Mokhudu faced many childhood challenges on the road to achieving her own education. Her school was seven or eight kilometres away from home, and getting there involved crossing a river; she often had no shoes and used a rice sack as a school bag. At school, the pupils sat on the floor writing on slate, or on the ground outside. Getting pregnant at the age of 15 due to peer pressure was hard to deal with and led to a year off school. The following year, with help from her mother, Mokhudu returned to school and excelled in her exams, becoming the top student in both her classes. However, due to a lack of financial support, she also had to take on various jobs to support herself. Undertaking domestic work at the age of 19 to fund her studies persuaded her parents how serious she was, and eventually she was able to go to a technical college to study child care, followed by Soweto College of Education for a teaching qualification.
More obstacles followed. It took Mokhudu five years to get a job as a teacher because South Africa had so many qualified teachers looking for work at the time. As the eldest person in the family able to work, she had to take care of her siblings by working as a street vendor. When she finally got a teaching post it was 75 kilometres from the family’s home, but when Mokhudu was finally able to move and live near the school, the time and money she saved allowed her to be productive for the first time.
While Mokhudu herself had to learn without much technological help, she has ensured that the opposite is true for her own students. Starting with the use of a single cellphone for Internet access in class, she has obtained laptops from the ISPA Super Teacher awards, Microsoft, and the South African government – all by showcasing her students’ activities. She has now introduced her students to Coding Week by using Minecraft as an introduction, and students have also started talking with learners from other countries through the Microsoft Educator Platform and mystery Skypes.
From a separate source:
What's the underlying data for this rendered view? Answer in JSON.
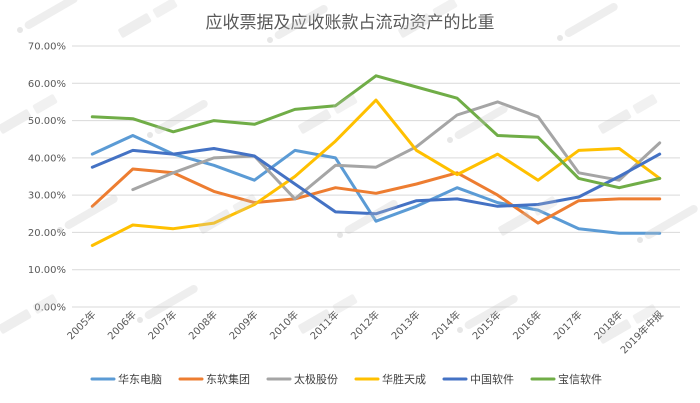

In 2009, Mokhudu was the runner-up in the ISPA Super Teacher prize for ICT Integration in the classroom. In 2015 she was crowned Provincial winner of the National Teaching Award (Technology Enhanced Teaching category), and she has also been recognized as one of the 50 Inspiring Women in Tech for South Africa. If she wins the Global Teacher Prize, she will aim to develop a centre where young people can learn entrepreneurial skills and robotics – catching up with their peers across the world and creating global citizens.